Ironically, the expense of simply keeping the airplane airworthy, up to date, hangared, and insured is disincentive for using it for its intended purpose. Actually flying the thing means paying into an engine reserve fund and buying fuel and oil. In our 20-something-gallons-per-hour twin, fuel at today's prices is an expense that commands attention.
So when it became clear that my wife and son might end up driving separately, I agonized over going in the airplane myself because of the cost and, on the face of it, the inefficiency of it all.
But the more I thought about it, the more I became convinced that making the trip solo in the airplane was the right thing to do. My wife astutely pointed out that anything else would put me in a foul mood.
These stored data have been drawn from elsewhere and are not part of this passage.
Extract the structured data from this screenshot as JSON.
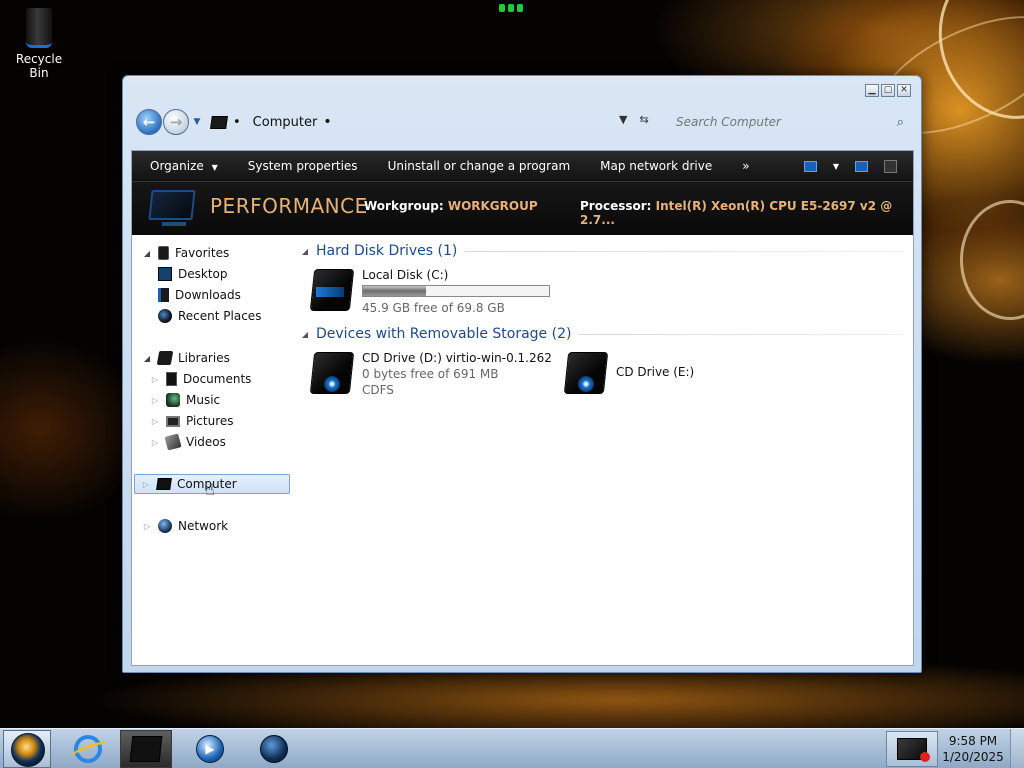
{
  "desktop": {
    "recycle_bin_label": "Recycle Bin"
  },
  "window": {
    "address": {
      "breadcrumb": "Computer",
      "search_placeholder": "Search Computer"
    },
    "toolbar": {
      "organize": "Organize",
      "system_properties": "System properties",
      "uninstall": "Uninstall or change a program",
      "map_drive": "Map network drive",
      "more": "»"
    },
    "details": {
      "computer_name": "PERFORMANCE",
      "workgroup_label": "Workgroup:",
      "workgroup_value": "WORKGROUP",
      "processor_label": "Processor:",
      "processor_value": "Intel(R) Xeon(R) CPU E5-2697 v2 @ 2.7..."
    },
    "nav": {
      "favorites": "Favorites",
      "desktop": "Desktop",
      "downloads": "Downloads",
      "recent_places": "Recent Places",
      "libraries": "Libraries",
      "documents": "Documents",
      "music": "Music",
      "pictures": "Pictures",
      "videos": "Videos",
      "computer": "Computer",
      "network": "Network"
    },
    "groups": {
      "hdd_header": "Hard Disk Drives (1)",
      "removable_header": "Devices with Removable Storage (2)"
    },
    "drives": {
      "c": {
        "name": "Local Disk (C:)",
        "free_text": "45.9 GB free of 69.8 GB",
        "used_fraction": 0.34
      },
      "d": {
        "name": "CD Drive (D:) virtio-win-0.1.262",
        "free_text": "0 bytes free of 691 MB",
        "fs": "CDFS"
      },
      "e": {
        "name": "CD Drive (E:)"
      }
    }
  },
  "taskbar": {
    "time": "9:58 PM",
    "date": "1/20/2025"
  },
  "colors": {
    "details_accent": "#e6b27a",
    "group_header": "#1e4a86",
    "selection": "#cfe3f7"
  }
}
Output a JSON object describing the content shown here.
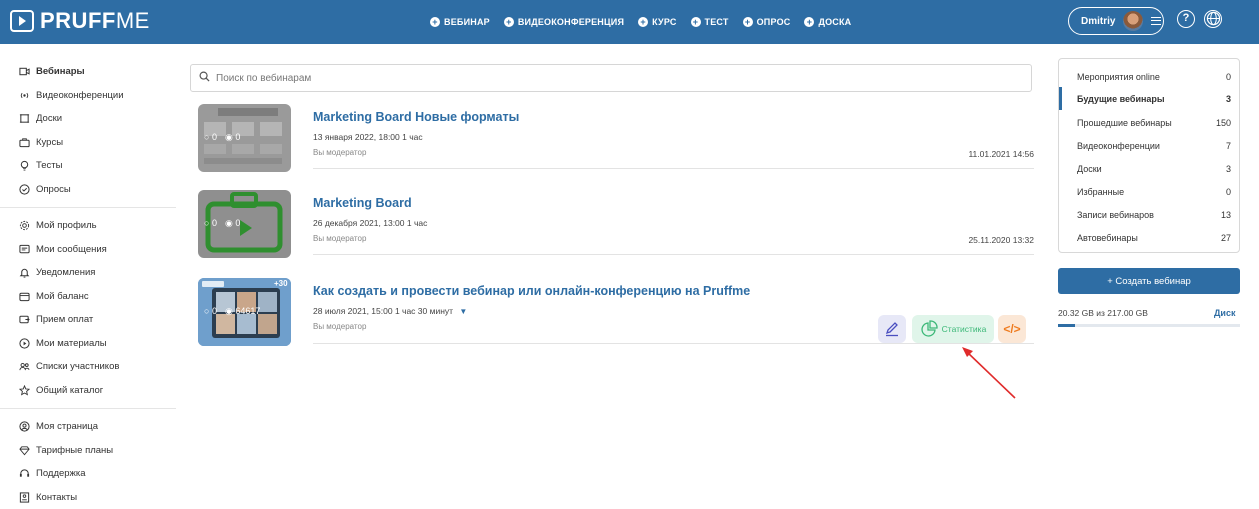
{
  "header": {
    "logo_bold": "PRUFF",
    "logo_light": "ME",
    "nav": [
      "ВЕБИНАР",
      "ВИДЕОКОНФЕРЕНЦИЯ",
      "КУРС",
      "ТЕСТ",
      "ОПРОС",
      "ДОСКА"
    ],
    "user_name": "Dmitriy",
    "help_icon": "question-circle-icon",
    "language_icon": "globe-icon"
  },
  "sidebar": {
    "group1": [
      "Вебинары",
      "Видеоконференции",
      "Доски",
      "Курсы",
      "Тесты",
      "Опросы"
    ],
    "group2": [
      "Мой профиль",
      "Мои сообщения",
      "Уведомления",
      "Мой баланс",
      "Прием оплат",
      "Мои материалы",
      "Списки участников",
      "Общий каталог"
    ],
    "group3": [
      "Моя страница",
      "Тарифные планы",
      "Поддержка",
      "Контакты"
    ]
  },
  "search": {
    "placeholder": "Поиск по вебинарам"
  },
  "webinars": [
    {
      "title": "Marketing Board Новые форматы",
      "meta": "13 января 2022, 18:00   1 час",
      "role": "Вы модератор",
      "date": "11.01.2021 14:56",
      "participants": "0",
      "views": "0"
    },
    {
      "title": "Marketing Board",
      "meta": "26 декабря 2021, 13:00   1 час",
      "role": "Вы модератор",
      "date": "25.11.2020 13:32",
      "participants": "0",
      "views": "0"
    },
    {
      "title": "Как создать и провести вебинар или онлайн-конференцию на Pruffme",
      "meta": "28 июля 2021, 15:00   1 час 30 минут",
      "role": "Вы модератор",
      "date": "",
      "participants": "0",
      "views": "64617",
      "thumb_badge": "+30",
      "stats_label": "Статистика"
    }
  ],
  "right_panel": {
    "items": [
      {
        "label": "Мероприятия online",
        "count": "0"
      },
      {
        "label": "Будущие вебинары",
        "count": "3"
      },
      {
        "label": "Прошедшие вебинары",
        "count": "150"
      },
      {
        "label": "Видеоконференции",
        "count": "7"
      },
      {
        "label": "Доски",
        "count": "3"
      },
      {
        "label": "Избранные",
        "count": "0"
      },
      {
        "label": "Записи вебинаров",
        "count": "13"
      },
      {
        "label": "Автовебинары",
        "count": "27"
      }
    ],
    "active_index": 1,
    "create_button": "+ Создать вебинар",
    "disk_usage": "20.32 GB из 217.00 GB",
    "disk_link": "Диск",
    "disk_fraction": 0.094
  },
  "colors": {
    "brand": "#2e6da4",
    "stats_bg": "#e0f5ea",
    "stats_text": "#3cb878",
    "edit_bg": "#e7e8f7",
    "embed_bg": "#fbe7d6",
    "embed_text": "#ef7b1f",
    "arrow": "#e02b2b"
  }
}
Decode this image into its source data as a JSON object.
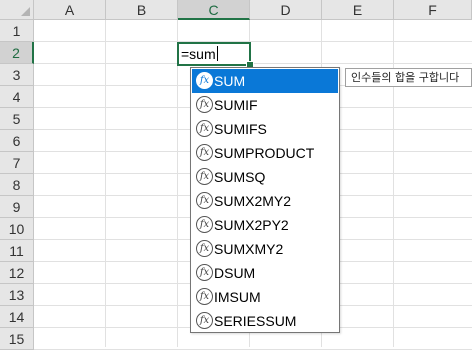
{
  "columns": [
    "A",
    "B",
    "C",
    "D",
    "E",
    "F"
  ],
  "rows": [
    "1",
    "2",
    "3",
    "4",
    "5",
    "6",
    "7",
    "8",
    "9",
    "10",
    "11",
    "12",
    "13",
    "14",
    "15"
  ],
  "active_cell": {
    "column": "C",
    "row": "2",
    "formula_text": "=sum"
  },
  "autocomplete": {
    "items": [
      "SUM",
      "SUMIF",
      "SUMIFS",
      "SUMPRODUCT",
      "SUMSQ",
      "SUMX2MY2",
      "SUMX2PY2",
      "SUMXMY2",
      "DSUM",
      "IMSUM",
      "SERIESSUM"
    ],
    "selected_index": 0,
    "function_icon": "fx-function-icon",
    "tooltip": "인수들의 합을 구합니다"
  },
  "colors": {
    "accent": "#217346",
    "selection": "#0a78d7"
  }
}
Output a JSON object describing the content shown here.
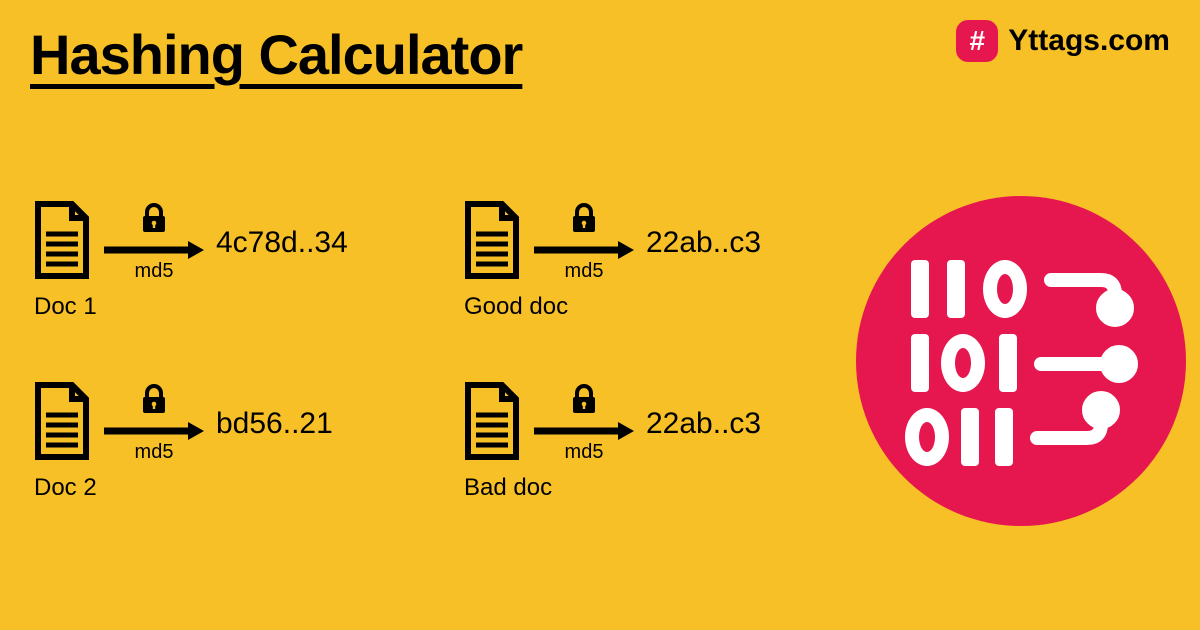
{
  "title": "Hashing Calculator",
  "brand": {
    "name": "Yttags.com",
    "icon_glyph": "#"
  },
  "items": [
    {
      "doc": "Doc 1",
      "algo": "md5",
      "hash": "4c78d..34"
    },
    {
      "doc": "Good doc",
      "algo": "md5",
      "hash": "22ab..c3"
    },
    {
      "doc": "Doc 2",
      "algo": "md5",
      "hash": "bd56..21"
    },
    {
      "doc": "Bad doc",
      "algo": "md5",
      "hash": "22ab..c3"
    }
  ],
  "circle_binary": [
    "110",
    "101",
    "011"
  ]
}
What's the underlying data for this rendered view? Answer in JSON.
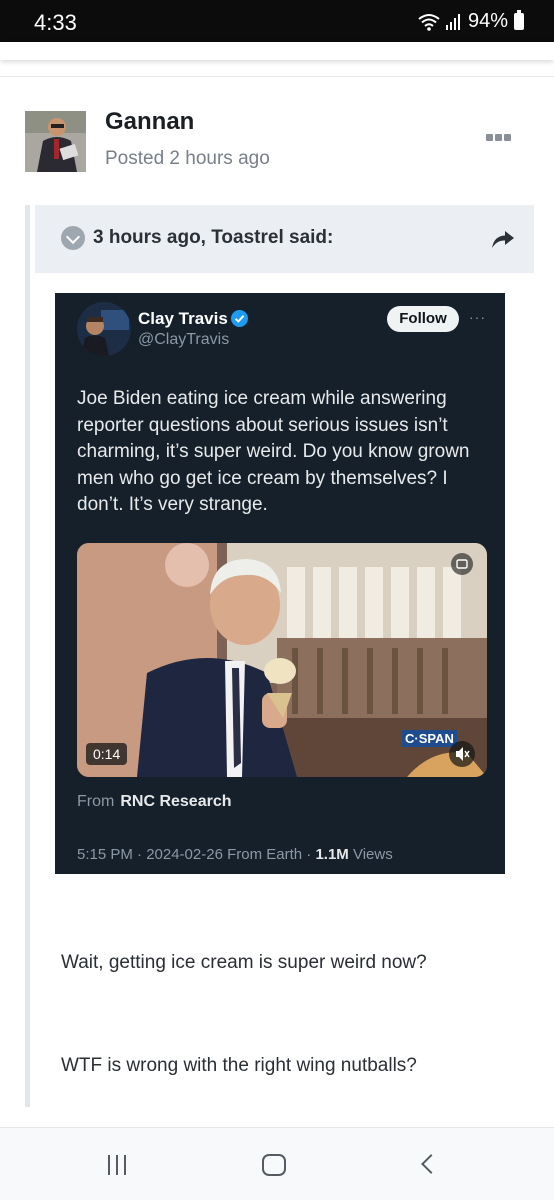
{
  "status_bar": {
    "time": "4:33",
    "battery": "94%"
  },
  "post": {
    "author": "Gannan",
    "meta": "Posted 2 hours ago",
    "quote": {
      "citation": "3 hours ago, Toastrel said:",
      "tweet": {
        "name": "Clay Travis",
        "handle": "@ClayTravis",
        "follow_label": "Follow",
        "more": "···",
        "text": "Joe Biden eating ice cream while answering reporter questions about serious issues isn’t charming, it’s super weird. Do you know grown men who go get ice cream by themselves? I don’t. It’s very strange.",
        "media": {
          "duration": "0:14",
          "watermark": "C·SPAN"
        },
        "source_prefix": "From",
        "source_name": "RNC Research",
        "stats_prefix": "5:15 PM · 2024-02-26 From Earth · ",
        "views_count": "1.1M",
        "views_label": " Views"
      },
      "replies": [
        "Wait, getting ice cream is super weird now?",
        "WTF is wrong with the right wing nutballs?"
      ]
    }
  },
  "colors": {
    "accent_verified": "#1d9bf0",
    "tweet_bg": "#15202b",
    "quote_header_bg": "#ebeff3"
  }
}
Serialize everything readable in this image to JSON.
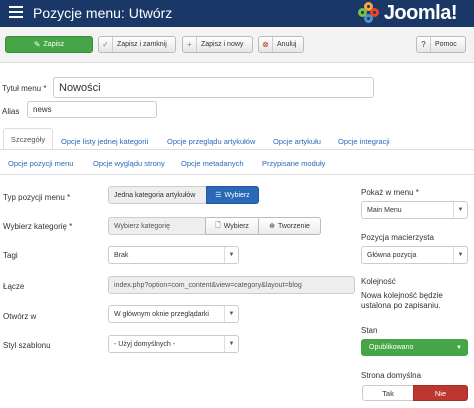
{
  "header": {
    "title": "Pozycje menu: Utwórz",
    "logo_text": "Joomla!"
  },
  "toolbar": {
    "save": "Zapisz",
    "save_close": "Zapisz i zamknij",
    "save_new": "Zapisz i nowy",
    "cancel": "Anuluj",
    "help": "Pomoc"
  },
  "form": {
    "title_label": "Tytuł menu *",
    "title_value": "Nowości",
    "alias_label": "Alias",
    "alias_value": "news"
  },
  "tabs": {
    "row1": [
      "Szczegóły",
      "Opcje listy jednej kategorii",
      "Opcje przeglądu artykułów",
      "Opcje artykułu",
      "Opcje integracji"
    ],
    "row2": [
      "Opcje pozycji menu",
      "Opcje wyglądu strony",
      "Opcje metadanych",
      "Przypisane moduły"
    ]
  },
  "details": {
    "type_label": "Typ pozycji menu *",
    "type_value": "Jedna kategoria artykułów",
    "type_button": "Wybierz",
    "category_label": "Wybierz kategorię *",
    "category_placeholder": "Wybierz kategorię",
    "category_select": "Wybierz",
    "category_create": "Tworzenie",
    "tags_label": "Tagi",
    "tags_value": "Brak",
    "link_label": "Łącze",
    "link_value": "index.php?option=com_content&view=category&layout=blog",
    "target_label": "Otwórz w",
    "target_value": "W głównym oknie przeglądarki",
    "style_label": "Styl szablonu",
    "style_value": "- Użyj domyślnych -"
  },
  "sidebar": {
    "menu_label": "Pokaż w menu *",
    "menu_value": "Main Menu",
    "parent_label": "Pozycja macierzysta",
    "parent_value": "Główna pozycja",
    "order_label": "Kolejność",
    "order_note": "Nowa kolejność będzie ustalona po zapisaniu.",
    "status_label": "Stan",
    "status_value": "Opublikowano",
    "default_label": "Strona domyślna",
    "yes": "Tak",
    "no": "Nie"
  },
  "colors": {
    "header": "#1a3867",
    "save": "#46a546",
    "primary": "#2a69b8",
    "danger": "#bd362f"
  }
}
Along with attitude, logic argued in my favor. Why continue to partner in the airplane if I was going to have second thoughts about using it? Sure, it's fun to hang out at the hangar and polish out fingerprints in the paint and on the panel, but we become pilots to fly, not just hang out.
Yes, the cash calls seem to come more frequently and for larger amounts, but it's still an affordable partnership. And it makes no sense to pay the fixed costs and upgrades on the airplane but balk over the direct cost of flying it.
I would have preferred that there were three of us in the cabin when I took off in late afternoon, bound for Georgia, but the five passenger seats were empty. My son had left hours earlier than I — and arrived hours later. My wife made the long drive the next day.
Flying myself while my wife and son drove their separate ways was not the most cost-efficient way for all of us to travel. But at some point cost ceases to be the sole qualifier of efficiency. If that were the only factor few of us would be active pilots.
The three of us met in Georgia and later, back home with two cars, an airplane, and a stack of gas bills. Nonsense? Maybe, but at least for this trip, this time, it made sense to us.